This is a special feature from Jonty Rushforth, senior director, price group, S&P Global Platts
In the realm of energy transition, there are a host of environmentally favorable, lower-carbon projects popping up worldwide, which are outside formal governmental trading schemes and regional initiatives. As you might guess, there are hosts of companies eyeing those projects, hoping to buy their carbon credits to offset their own carbon emissions. But to do so, there must be a way of creating a level playing field in terms of “valuing” the credits. S&P Global Platts, with its century-plus history of developing methodologies and providing independent benchmarks to the energy and commodities markets, is doing just that, with its Jan. 4 launch of price data for the global voluntary carbon markets. If you’re not acquainted with them, there’s reason to get acquainted.
These aren’t the energy-industry-familiar regional compliance markets, such as the EU’s Emissions Trading Scheme or North America’s Regional Greenhouse Gas Initiative. Instead, voluntary markets are those that have grown up globally over the last few decades in arenas that fall outside of the compliance jurisdictions defined by the United Nations Framework on Climate Change.
New Carbon Standards
These are the markets that have risen without government definitions and structures. They’ve been defined not by national allocations but by private organizations, in many cases created by partnerships between non-governmental organizations (NGOs) and corporations. These Standards (with a big ‘S’ for emphasis) have created their own methodologies and systems to define and certify projects across the world that work to either limit, completely avoid, or remove greenhouse gas emissions from the atmosphere. Project developers have been able to draw on the expertise of those ‘S’tandards to turn ideas into projects and, from there, turn these projects into carbon credits. And the credits have been verified, validated and held in the registries of those same Standards for trade in the open market.

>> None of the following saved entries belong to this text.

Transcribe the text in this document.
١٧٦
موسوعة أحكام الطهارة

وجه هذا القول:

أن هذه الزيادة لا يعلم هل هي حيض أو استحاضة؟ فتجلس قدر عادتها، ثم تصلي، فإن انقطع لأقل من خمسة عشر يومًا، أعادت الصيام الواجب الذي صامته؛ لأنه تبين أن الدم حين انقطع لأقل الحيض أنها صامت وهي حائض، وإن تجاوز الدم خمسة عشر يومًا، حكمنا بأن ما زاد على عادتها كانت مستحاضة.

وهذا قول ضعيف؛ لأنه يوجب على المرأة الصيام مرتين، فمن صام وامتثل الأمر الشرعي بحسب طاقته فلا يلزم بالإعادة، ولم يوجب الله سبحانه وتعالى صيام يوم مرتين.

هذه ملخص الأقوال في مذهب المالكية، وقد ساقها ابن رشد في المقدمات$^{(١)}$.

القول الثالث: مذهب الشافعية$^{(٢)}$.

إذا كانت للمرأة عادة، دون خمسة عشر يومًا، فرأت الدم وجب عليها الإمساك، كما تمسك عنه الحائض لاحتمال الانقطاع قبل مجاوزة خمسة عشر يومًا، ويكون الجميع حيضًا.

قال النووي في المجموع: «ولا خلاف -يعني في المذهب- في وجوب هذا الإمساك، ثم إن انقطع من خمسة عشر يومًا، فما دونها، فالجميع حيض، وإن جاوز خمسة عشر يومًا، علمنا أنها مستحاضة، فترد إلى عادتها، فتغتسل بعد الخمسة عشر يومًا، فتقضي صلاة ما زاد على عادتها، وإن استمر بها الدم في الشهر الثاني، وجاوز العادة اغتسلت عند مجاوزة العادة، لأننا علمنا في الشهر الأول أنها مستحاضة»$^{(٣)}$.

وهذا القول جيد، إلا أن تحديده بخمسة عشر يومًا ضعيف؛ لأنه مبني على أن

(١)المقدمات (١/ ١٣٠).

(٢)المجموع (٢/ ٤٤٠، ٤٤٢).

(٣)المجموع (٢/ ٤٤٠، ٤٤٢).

As you’d imagine, a world of ideas leads to a world of projects, and with them a huge range of types, benefits, geographies and timelines. Some are as local and simple as providing clean-burning cook stoves to people that would otherwise be burning charcoal in open fires. Others are as ambitious as rebuilding forests, with a premium for ensuring biodiversity and persistence. And that range of outcomes and approaches means a range of prices. For example, avoiding the creation of a new coal-fired plant through investment in renewables has one price, while pulling carbon dioxide out of the air and locking it up as a mineral has quite another.
This world of value has been met by a different kind of commodity buyer. Instead of buyers looking for a commodity to use or process, the buyers of carbon credits have been voluntarily looking to manage their carbon debts in order to offset the emissions they have themselves produced. But many of them have also been looking to not just wipe the ledger clean but to invest in something that resonates with their company culture, with their philosophy and with their customers. So, a technology company might want to look for credits from a project that uses new tech, whereas a food company might want to invest in those that use soil management techniques. Hence, they are described as the voluntary carbon markets – because they have resulted from the free choices of a myriad of companies to engage with the environmental challenges ahead without the compulsion of regulation.
This is the open-source system for tackling climate change. It stands in stark contrast to the cap-and-trade approach of compliance markets, in which a government sets a limit and gives out allowances. An allowance can be traded to meet targets, and as its price rises it creates an incentive for those within the scheme to find new ways to reduce carbon. But by design, it is neutral on solutions. There’s no allowance that guarantees a social benefit, or protection of biodiversity, such as that you would find in the world of carbon credits. There’s no way for a buyer to know what effect their transaction has had on the world.
Standardization Needed to Address Pricing Complexities
The complexity of voluntary markets presents its own set of challenges. One of the more lauded standardization efforts has come from the airline industry. The International Civil Aviation Organization shepherded into being the Carbon Offsetting and Reduction Scheme for International Aviation (CORSIA) through which airlines can (initially voluntarily, and later under a mandate) reduce their carbon debts through the use of credits from the voluntary markets.
The set of specifications contained within CORSIA provides a framework for aggregating credits. A buyer can pick any of a range of project types, from a range of Standards, and use their credits to meet its obligations.
It’s a simplification that has already started to generate increased liquidity in the global carbon markets. And it’s a simple place to start for producing price benchmarks. That’s why Platts announced in December it would start assessing CORSIA-eligible credits (CEC), to be known as Platts CEC, starting Monday – creating a single value from a jungle of projects and a world of complexity. Platts will reflect credits from projects certified by such as: The Gold Standard, Climate Action Reserve (CAR), Verified Carbon Standard (VCS), Architecture for REDD+ Transactions, and American Carbon Registry.